My DP has problems with his knees, works on his feet, has had an operation on his knee, takes painkillers more or less daily. He has done everything he can to 'cure' them - he isn't overweight, exercises regularly to strengthen the supporting muscles etc. Once (when he was having a bad day) he wondered about if he could stop working, claim benefits. He shouldn't have to go to work in pain most days should he - surely that isn't right?

We have savings so he wouldn't be eligible. Now I could say that was unfair, he has worked hard for his money (probably why his knees are knackered). Then again it is his safety blanket...(and I don't mean that lightly, it is a deep psychological thing).
He doesn't 'need' financial support - he could live off his savings until they'd all gone. His choice is work or spend his savings ...
He works ...and it is really hard sometimes (maybe he should look more at retraining, but has never done anything but physical work).

If he didn't have the savings he would be less inclined to...would you blame him?

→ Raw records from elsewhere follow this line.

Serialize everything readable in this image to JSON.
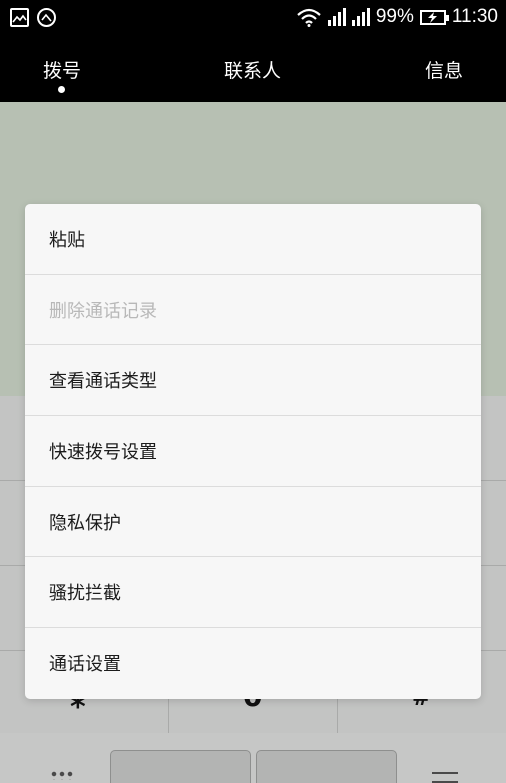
{
  "status_bar": {
    "battery_percent": "99%",
    "time": "11:30",
    "icons": [
      "gallery-icon",
      "sync-icon",
      "wifi-icon",
      "signal-icon",
      "signal-icon",
      "battery-charging-icon"
    ]
  },
  "tabs": [
    {
      "label": "拨号",
      "active": true
    },
    {
      "label": "联系人",
      "active": false
    },
    {
      "label": "信息",
      "active": false
    }
  ],
  "background": {
    "keys": {
      "star": "*",
      "zero": "0",
      "hash": "#"
    }
  },
  "menu": {
    "items": [
      {
        "label": "粘贴",
        "enabled": true
      },
      {
        "label": "删除通话记录",
        "enabled": false
      },
      {
        "label": "查看通话类型",
        "enabled": true
      },
      {
        "label": "快速拨号设置",
        "enabled": true
      },
      {
        "label": "隐私保护",
        "enabled": true
      },
      {
        "label": "骚扰拦截",
        "enabled": true
      },
      {
        "label": "通话设置",
        "enabled": true
      }
    ]
  },
  "colors": {
    "status_bar_bg": "#000000",
    "menu_bg": "#f7f7f7",
    "menu_text": "#1c1c1c",
    "menu_text_disabled": "#b8b8b8",
    "dim_overlay": "#b9bcb9"
  }
}
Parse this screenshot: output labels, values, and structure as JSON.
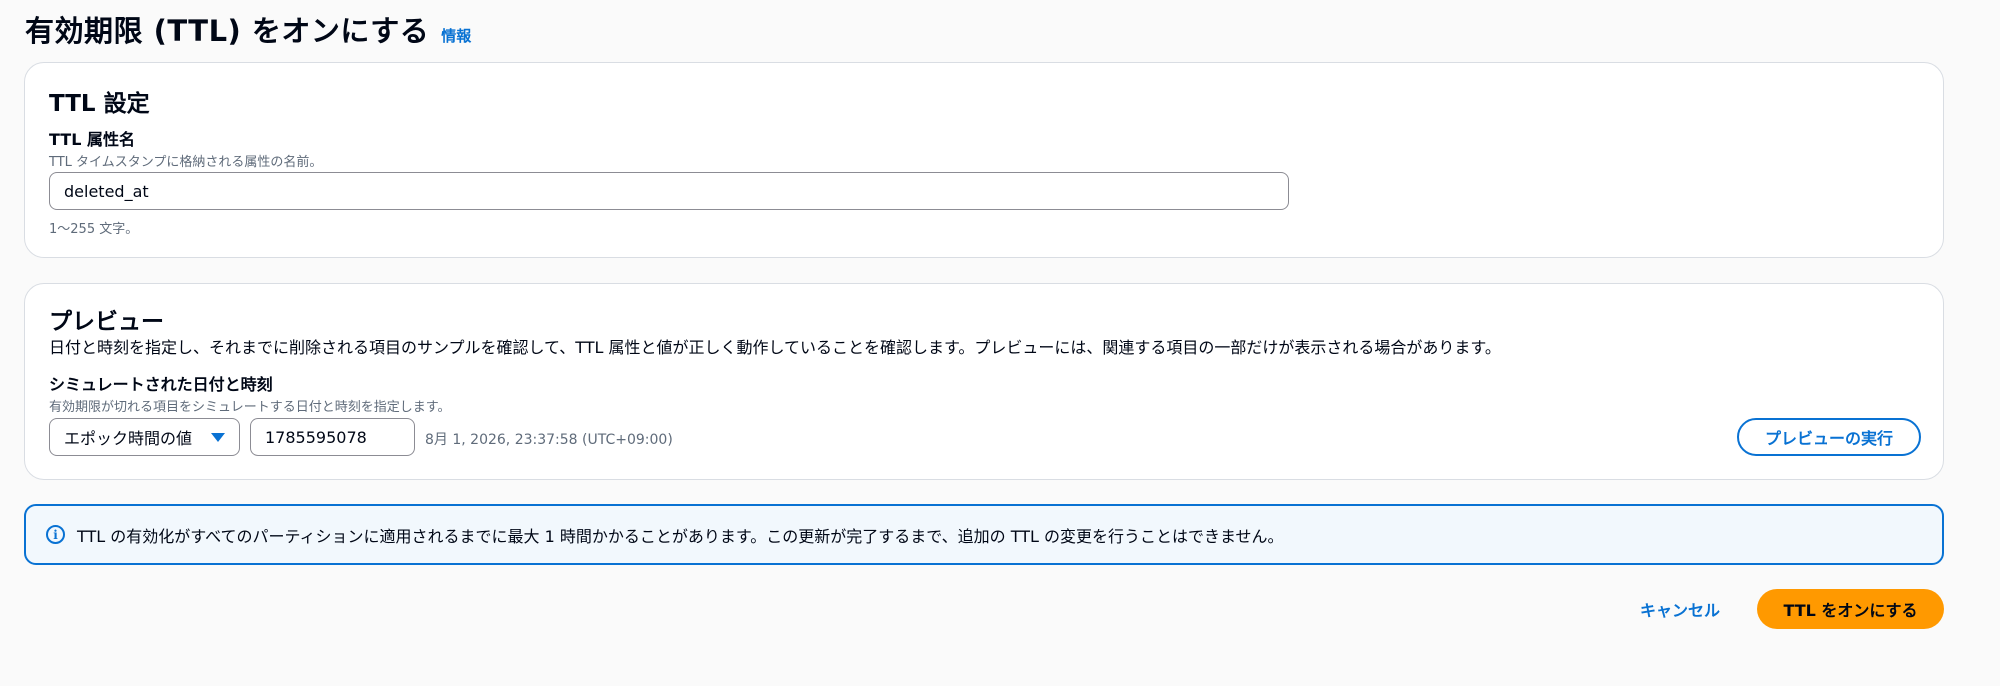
{
  "header": {
    "title": "有効期限 (TTL) をオンにする",
    "info_link": "情報"
  },
  "ttl_settings": {
    "heading": "TTL 設定",
    "field_label": "TTL 属性名",
    "field_description": "TTL タイムスタンプに格納される属性の名前。",
    "field_value": "deleted_at",
    "field_constraint": "1〜255 文字。"
  },
  "preview": {
    "heading": "プレビュー",
    "description": "日付と時刻を指定し、それまでに削除される項目のサンプルを確認して、TTL 属性と値が正しく動作していることを確認します。プレビューには、関連する項目の一部だけが表示される場合があります。",
    "sim_label": "シミュレートされた日付と時刻",
    "sim_description": "有効期限が切れる項目をシミュレートする日付と時刻を指定します。",
    "select_value": "エポック時間の値",
    "epoch_value": "1785595078",
    "date_readout": "8月 1, 2026, 23:37:58 (UTC+09:00)",
    "run_button": "プレビューの実行"
  },
  "alert": {
    "icon": "info-icon",
    "text": "TTL の有効化がすべてのパーティションに適用されるまでに最大 1 時間かかることがあります。この更新が完了するまで、追加の TTL の変更を行うことはできません。"
  },
  "footer": {
    "cancel": "キャンセル",
    "submit": "TTL をオンにする"
  },
  "colors": {
    "accent": "#0972d3",
    "primary_button": "#ff9900",
    "alert_background": "#f2f8fd"
  }
}
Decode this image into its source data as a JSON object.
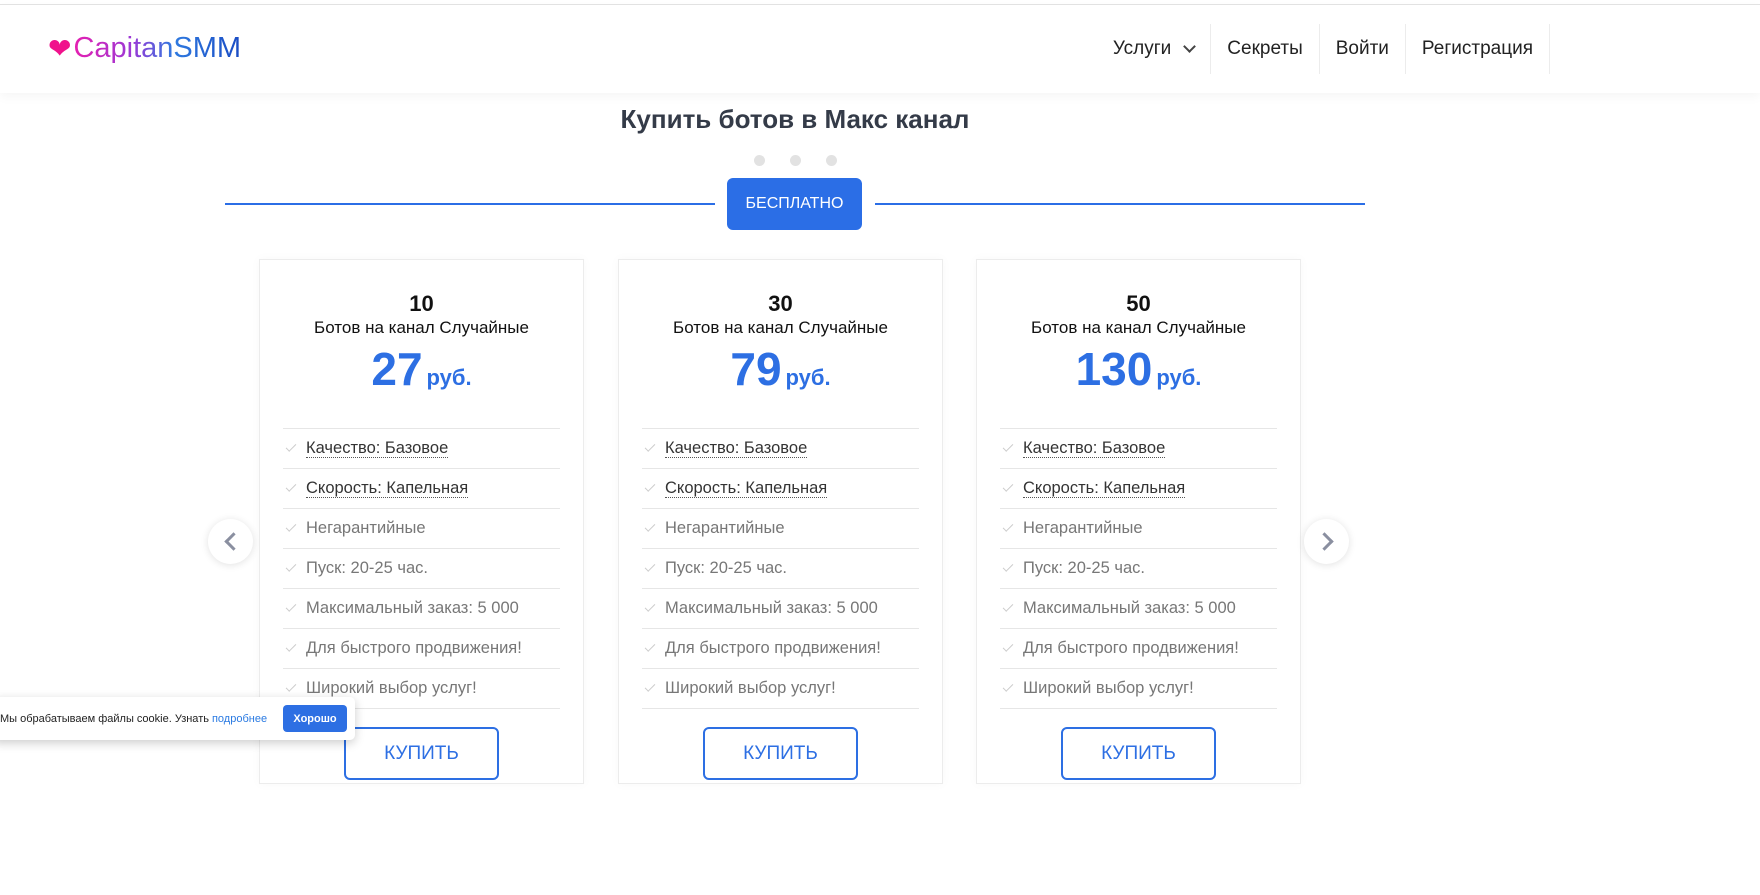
{
  "header": {
    "logo": "CapitanSMM",
    "nav": [
      {
        "label": "Услуги"
      },
      {
        "label": "Секреты"
      },
      {
        "label": "Войти"
      },
      {
        "label": "Регистрация"
      }
    ]
  },
  "title": "Купить ботов в Макс канал",
  "carousel": {
    "pages": 3,
    "tab_label": "БЕСПЛАТНО"
  },
  "cards": [
    {
      "amount": "10",
      "subtitle": "Ботов на канал Случайные",
      "price": "27",
      "currency": "руб.",
      "buy": "КУПИТЬ"
    },
    {
      "amount": "30",
      "subtitle": "Ботов на канал Случайные",
      "price": "79",
      "currency": "руб.",
      "buy": "КУПИТЬ"
    },
    {
      "amount": "50",
      "subtitle": "Ботов на канал Случайные",
      "price": "130",
      "currency": "руб.",
      "buy": "КУПИТЬ"
    }
  ],
  "features": [
    "Качество: Базовое",
    "Скорость: Капельная",
    "Негарантийные",
    "Пуск: 20-25 час.",
    "Максимальный заказ: 5 000",
    "Для быстрого продвижения!",
    "Широкий выбор услуг!"
  ],
  "cookie": {
    "text": "Мы обрабатываем файлы cookie. Узнать",
    "link": "подробнее",
    "button": "Хорошо"
  },
  "colors": {
    "accent": "#2d6fe3",
    "heart": "#f0128c"
  }
}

I think the majority of people would feel sympathy for someone in that situation (if they didn't have the savings).

But I don't think the welfare state can afford to do that and look after everyone who truly 'needs' help - has no other option at all...

Isitmebut · 11/04/2014 11:16

Ironmaiden .... Re Cameron any government that has to sort out major economic and social problems by cutting back the overgrown money tree is unpopular at time - apparently history is kinder and you get a State funeral for solving problems, not creating them.

Re Ukip..personally I think that anyone who feels the need to vote for a party without any domestic policies is very sad for them and the country after 2015 - and could not bring myself to peddle a party with no policies, insisting they are a solution to anything within the UK.

As per your sneer re the misguided souls who have fallen for Dr Nigel Feelgood’s political snake oil – tell me more about this;

“I can't campaign for Ukip any longer, says party's 'future face' Alexandra Swann over concerns with immigration stance”

www.independent.co.uk/news/uk/politics/rising-ukip-star-alexandra-swann-protests-her-own-partys-stance-on-immigration-9244746.html

“A woman who was heralded as the “future face” of Ukip says she can no longer face campaigning for the party because of their illiberal stance on immigration.”

“Alexandra Swann was supposed to represent the party's new, younger membership when she publicly defected from the Conservatives at Ukip's spring conference in 2012. Nigel Farage introduced her to a jubilant party faithful, boasting: "I'm very pleased to say that the Swann has migrated to Ukip".

“However, it seems the Swann has migrated again. She told The Independent: "I can't bring myself to campaign for them."

“The party's increasingly incendiary rhetoric on immigration has pushed Ms Swann, 25, away. She says: "The focus moved to immigration. It was difficult with the anti-gay marriage stuff. Now so much of their argument is anti-immigration which didn't sit well with me.”

Maybe when Ukip publish their domestic policies in 2015 for all to see, rather than swan around having dig at other parties policies, Ms Swann will have something else other than immigration to focus on.